Japanese Radish
by Kōno Bairei
- Medium:
- Woodblock print
- Source:
- Harvard Art Museums
Description
Japanese Radish, held by the Harvard Art Museums, is a still-life study in which Kono Bairei applies his Kyoto Shijo school observational discipline to one of the most humble subjects of the Japanese seasonal calendar: the daikon radish, a winter staple of the Kyoto pickling tradition and of the rural farm garden. The daikon is a large, white-fleshed root vegetable with green leafy tops, and its visual interest for painters lies in the contrast between the long pale body and the feathery articulated foliage. Bairei's print renders both registers with the brushed ink line he inherited from his teachers Nakajima Raisho and Shiokawa Bunrin in the Maruyama-Shijo lineage of Okyo and Goshun, using soft graded color in pale green and ivory to give the leaves their stem-joint texture and the root its slightly translucent body. The choice of subject sits within a long tradition of vegetable still life in Kyoto painting — daikon, kabocha, satsumaimo, eggplant — that the Shijo school treated with the same observational seriousness as bird-and-flower pairings, reflecting the school's commitment to the everyday seasonal world as a legitimate painting subject.

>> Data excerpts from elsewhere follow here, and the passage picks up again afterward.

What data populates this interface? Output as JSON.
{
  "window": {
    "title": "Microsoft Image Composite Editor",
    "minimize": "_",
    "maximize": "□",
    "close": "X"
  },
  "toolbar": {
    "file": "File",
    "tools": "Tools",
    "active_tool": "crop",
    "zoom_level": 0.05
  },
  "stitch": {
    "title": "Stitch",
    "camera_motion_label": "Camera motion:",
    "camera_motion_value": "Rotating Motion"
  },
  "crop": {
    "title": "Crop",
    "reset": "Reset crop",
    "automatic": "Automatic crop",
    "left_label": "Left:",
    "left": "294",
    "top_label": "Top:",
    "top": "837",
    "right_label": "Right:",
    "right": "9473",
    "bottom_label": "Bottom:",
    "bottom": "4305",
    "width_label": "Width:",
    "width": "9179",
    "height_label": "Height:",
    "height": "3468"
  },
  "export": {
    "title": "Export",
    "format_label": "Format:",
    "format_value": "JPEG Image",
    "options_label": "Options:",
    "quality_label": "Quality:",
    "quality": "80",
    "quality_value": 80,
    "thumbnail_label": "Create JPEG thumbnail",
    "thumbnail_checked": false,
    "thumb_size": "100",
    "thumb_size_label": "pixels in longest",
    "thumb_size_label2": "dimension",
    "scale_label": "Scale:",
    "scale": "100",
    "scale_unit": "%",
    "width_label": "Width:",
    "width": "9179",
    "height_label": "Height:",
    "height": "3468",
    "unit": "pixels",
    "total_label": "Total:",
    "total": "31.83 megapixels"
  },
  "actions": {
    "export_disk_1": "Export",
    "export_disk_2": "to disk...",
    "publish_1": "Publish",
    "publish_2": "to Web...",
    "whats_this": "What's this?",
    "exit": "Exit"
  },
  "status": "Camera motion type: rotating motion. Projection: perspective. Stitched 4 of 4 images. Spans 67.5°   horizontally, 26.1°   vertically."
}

The composition uses high horizon and minimal background, the radish placed as a single observed object against open ground in the manner of a hanging scroll quoted on paper. The Harvard Art Museums catalogue the sheet (https://www.harvardartmuseums.org/art/201951) within their substantial Meiji nihonga print holdings, where Japanese Radish functions as a representative example of Bairei's extension of the kachō-ga vocabulary to seasonal still life. It is a clear instance of Kono Bairei's Kyoto Shijo school program translated into Meiji nihonga print form on a quiet domestic subject.